Corollary 1. If \(X_n ⇒ X\) and \(\mathbb{P}(X \in D_h)=0\), then \(h(X_n) ⇒ h(X)\). Here, \(D_h\) is the set of discontinuity points of the measurable function \(h\).
Proof. See here.
Corollary 2. If \(X_n ⇒ a\) and \(h\) is continuous at \(a\), then \(h(X_n) ⇒ h(a)\).
Equivalent definition of weak convergence
Definition. A set \(A\) is a \(\mu\)-continuity set if it is a Borel set and \(\mu(\partial A)=0\). Here, the boundary \(\partial A\) is the closure of \(A\) minus its interior.
Theorem.
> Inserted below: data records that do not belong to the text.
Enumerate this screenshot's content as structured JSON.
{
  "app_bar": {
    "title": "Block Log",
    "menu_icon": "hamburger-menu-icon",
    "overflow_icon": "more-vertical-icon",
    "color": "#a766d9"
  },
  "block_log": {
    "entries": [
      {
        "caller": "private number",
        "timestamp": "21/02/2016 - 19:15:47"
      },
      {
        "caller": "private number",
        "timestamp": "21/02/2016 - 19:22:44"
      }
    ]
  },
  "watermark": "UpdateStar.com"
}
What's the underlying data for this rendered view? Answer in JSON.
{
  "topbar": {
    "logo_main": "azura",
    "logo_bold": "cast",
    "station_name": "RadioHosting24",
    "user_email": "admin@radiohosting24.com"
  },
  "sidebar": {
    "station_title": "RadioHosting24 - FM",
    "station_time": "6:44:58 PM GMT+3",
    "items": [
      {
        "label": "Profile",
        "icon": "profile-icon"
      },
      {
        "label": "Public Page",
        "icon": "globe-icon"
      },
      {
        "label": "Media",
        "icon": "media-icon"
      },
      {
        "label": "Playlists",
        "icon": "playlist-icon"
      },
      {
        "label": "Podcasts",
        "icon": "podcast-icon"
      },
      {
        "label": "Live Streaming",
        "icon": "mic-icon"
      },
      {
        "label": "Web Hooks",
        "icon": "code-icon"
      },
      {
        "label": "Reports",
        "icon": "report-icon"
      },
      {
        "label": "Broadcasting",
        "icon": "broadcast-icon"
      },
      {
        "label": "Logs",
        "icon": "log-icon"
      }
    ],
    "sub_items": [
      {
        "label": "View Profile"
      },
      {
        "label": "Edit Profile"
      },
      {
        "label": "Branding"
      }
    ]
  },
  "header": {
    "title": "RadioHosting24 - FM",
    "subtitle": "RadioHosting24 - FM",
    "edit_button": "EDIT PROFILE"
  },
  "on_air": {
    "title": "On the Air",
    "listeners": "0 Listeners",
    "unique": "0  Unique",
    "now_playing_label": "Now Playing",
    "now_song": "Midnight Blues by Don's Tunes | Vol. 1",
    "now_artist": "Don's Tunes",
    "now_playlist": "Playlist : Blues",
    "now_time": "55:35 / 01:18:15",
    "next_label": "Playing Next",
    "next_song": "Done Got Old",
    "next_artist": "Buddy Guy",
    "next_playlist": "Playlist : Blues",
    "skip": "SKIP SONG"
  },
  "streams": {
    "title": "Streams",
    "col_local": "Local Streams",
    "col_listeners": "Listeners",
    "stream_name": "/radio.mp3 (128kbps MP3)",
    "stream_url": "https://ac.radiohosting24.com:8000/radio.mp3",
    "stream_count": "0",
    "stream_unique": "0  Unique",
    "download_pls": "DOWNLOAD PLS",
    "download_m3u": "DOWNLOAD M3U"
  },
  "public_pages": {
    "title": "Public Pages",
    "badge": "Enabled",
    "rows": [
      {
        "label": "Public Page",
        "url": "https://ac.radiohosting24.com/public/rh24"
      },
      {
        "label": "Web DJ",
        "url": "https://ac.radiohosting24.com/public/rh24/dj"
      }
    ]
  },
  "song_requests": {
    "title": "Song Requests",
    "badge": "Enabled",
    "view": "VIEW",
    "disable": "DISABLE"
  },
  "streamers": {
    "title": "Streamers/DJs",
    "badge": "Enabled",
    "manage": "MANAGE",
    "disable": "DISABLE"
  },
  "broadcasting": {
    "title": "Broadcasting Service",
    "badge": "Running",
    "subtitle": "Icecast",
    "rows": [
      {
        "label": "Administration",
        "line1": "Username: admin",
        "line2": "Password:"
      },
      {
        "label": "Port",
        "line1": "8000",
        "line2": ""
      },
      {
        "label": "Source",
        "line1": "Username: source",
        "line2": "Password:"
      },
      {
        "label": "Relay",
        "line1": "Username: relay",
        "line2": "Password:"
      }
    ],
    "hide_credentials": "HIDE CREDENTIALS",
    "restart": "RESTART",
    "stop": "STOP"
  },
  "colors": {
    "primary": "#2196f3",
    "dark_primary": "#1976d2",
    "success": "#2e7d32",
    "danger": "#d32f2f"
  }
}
The following conditions are equivalent.
- \(\mu_n ⇒\mu\);
- \(\int f\,d\mu_n \to \int f\,d\mu\) for every bounded and continuous real function \(f\);
- \(\int f\,d\mu_n \to \int f\,d\mu\) for every bounded and uniformly continuous real function \(f\);
- \(\mu_n(A)\to \mu(A)\) for every \(\mu\)-continuity set \(A\).
Those equivalent statements can be used to define the weak convergence of probability measures on general Polish spaces, not limited to the real line. See Parthasarathy's book Probability Measures on Metric Spaces for a complete discussion
Proof. See here. The basic ideas in the proof are listed below.
- Clearly 4) ⇒ 1) and 2) ⇒ 3).
- If 1) holds, then we can prove for any bounded real function on \(\mathbb{R}\) such that the discontinuity points of \(f\) is a \(\mu\)-null set there is \(\int f\,d\mu_n\to\int f\,d\mu\). Hence, 1) ⇒ 2), 1) ⇒ 3), 1) ⇒ 4).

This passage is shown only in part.